「君よ憤怒の河を渉れ」を見る

佐藤純彌監督の映画は「新幹線大爆破」や「北京原人」等、作り手の意図に反して、トンデモ系おバカ映画的な見方をされているようで、本作もややリアル感を欠いたクマの登場や、はなはだ緊張感を欠く劇伴音楽、「男は死に向かって飛ぶことが必要なときもあるんだ」というようなステキに臭い台詞など、随所で関節の外れたようなセンスに身もだえしながらも、今の邦画にはない類の泥臭いパワーが漲っており、2時間半の長尺にも関わらず、最後まで引き込まれて観た。
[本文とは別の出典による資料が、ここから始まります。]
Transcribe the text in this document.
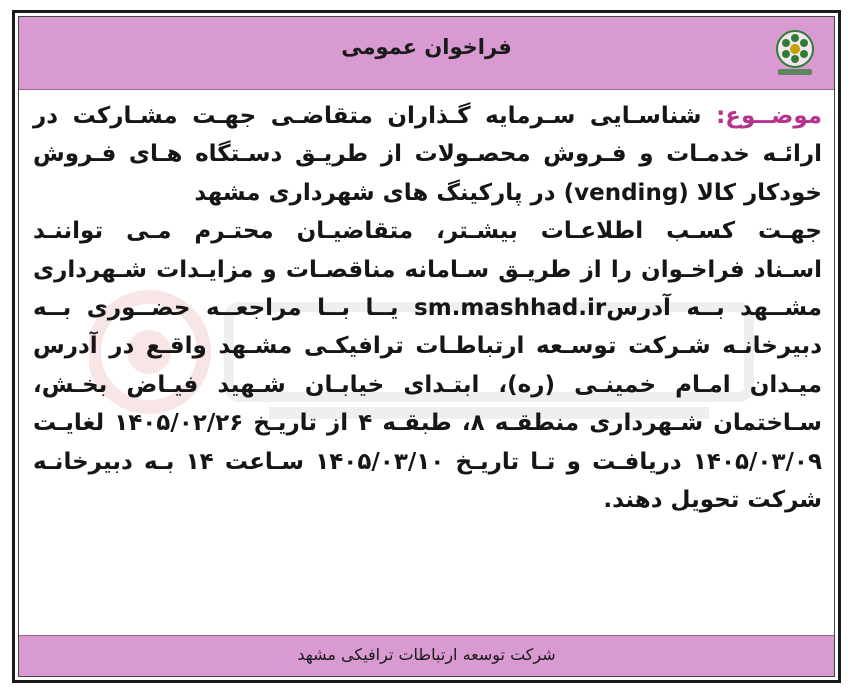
فراخوان عمومی
موضــوع: شناسـایی سـرمایه گـذاران متقاضـی جهـت مشـارکت در
ارائـه خدمـات و فـروش محصـولات از طریـق دسـتگاه هـای فـروش
خودکار کالا (vending) در پارکینگ های شهرداری مشهد
جهـت کسـب اطلاعـات بیشـتر، متقاضیـان محتـرم مـی تواننـد
اسـناد فراخـوان را از طریـق سـامانه مناقصـات و مزایـدات شـهرداری
مشــهد بــه آدرسsm.mashhad.ir یــا بــا مراجعــه حضــوری بــه
دبیرخانـه شـرکت توسـعه ارتباطـات ترافیکـی مشـهد واقـع در آدرس
میـدان امـام خمینـی (ره)، ابتـدای خیابـان شـهید فیـاض بخـش،
سـاختمان شـهرداری منطقـه ۸، طبقـه ۴ از تاریـخ ۱۴۰۵/۰۲/۲۶ لغایـت
۱۴۰۵/۰۳/۰۹ دریافـت و تـا تاریـخ ۱۴۰۵/۰۳/۱۰ سـاعت ۱۴ بـه دبیرخانـه
شرکت تحویل دهند.
شرکت توسعه ارتباطات ترافیکی مشهد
とりわけ本編のハイライトであろう、もうこれ以上は逃げられないというピンチに陥った主人公(高倉健)の救出に向かうヒロイン(中野良子)の登場の仕方には、ヘルム峡谷における白の乗り手、ペレンノール野へのアラゴルンの到着にも通じる(というのはいささか大げさですが)、プチ 'sudden joyous turn 'を体験し、不覚にも感動してしまった。
新宿駅西口ロータリーという、これ以上ないほど散文的な景色の中で、突如神話的な事件を目撃する奇跡・・・あるいは完全に無機的な大都市という舞台ゆえに、馬族(?)のヒロインの一計が一種の魔法めいたものに見えたというべきか。
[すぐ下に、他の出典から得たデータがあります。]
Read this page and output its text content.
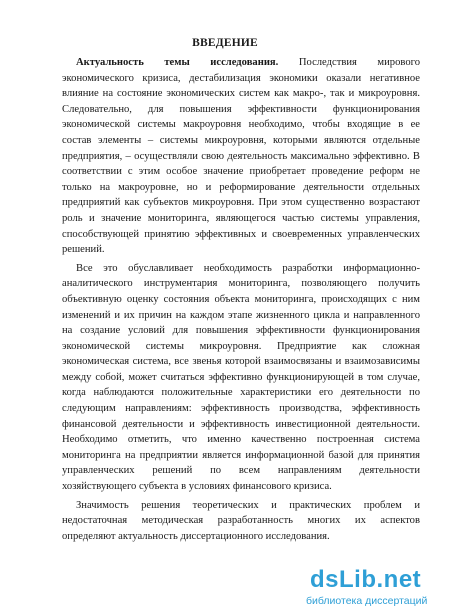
ВВЕДЕНИЕ
Актуальность темы исследования. Последствия мирового
экономического кризиса, дестабилизация экономики оказали негативное
влияние на состояние экономических систем как макро-, так и микроуровня.
Следовательно, для повышения эффективности функционирования
экономической системы макроуровня необходимо, чтобы входящие в ее
состав элементы – системы микроуровня, которыми являются отдельные
предприятия, – осуществляли свою деятельность максимально эффективно. В
соответствии с этим особое значение приобретает проведение реформ не
только на макроуровне, но и реформирование деятельности отдельных
предприятий как субъектов микроуровня. При этом существенно возрастают
роль и значение мониторинга, являющегося частью системы управления,
способствующей принятию эффективных и своевременных управленческих
решений.
Все это обуславливает необходимость разработки информационно-
аналитического инструментария мониторинга, позволяющего получить
объективную оценку состояния объекта мониторинга, происходящих с ним
изменений и их причин на каждом этапе жизненного цикла и направленного
на создание условий для повышения эффективности функционирования
экономической системы микроуровня. Предприятие как сложная
экономическая система, все звенья которой взаимосвязаны и взаимозависимы
между собой, может считаться эффективно функционирующей в том случае,
когда наблюдаются положительные характеристики его деятельности по
следующим направлениям: эффективность производства, эффективность
финансовой деятельности и эффективность инвестиционной деятельности.
Необходимо отметить, что именно качественно построенная система
мониторинга на предприятии является информационной базой для принятия
управленческих решений по всем направлениям деятельности
хозяйствующего субъекта в условиях финансового кризиса.
Значимость решения теоретических и практических проблем и
недостаточная методическая разработанность многих их аспектов
определяют актуальность диссертационного исследования.
dsLib.net
библиотека диссертаций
映画はこのシーンで終わらず、主人公の苦難はまだ続くのだが、この場面を見ていて、トールキンの云う意味でのファンタジーの機能の一つである喜び、ユーカタストロフィ的な感動は、異世界の舞台や妖精といった、いかにもファンタジー然とした設定がなくても成立可能なのだと思ったりもした。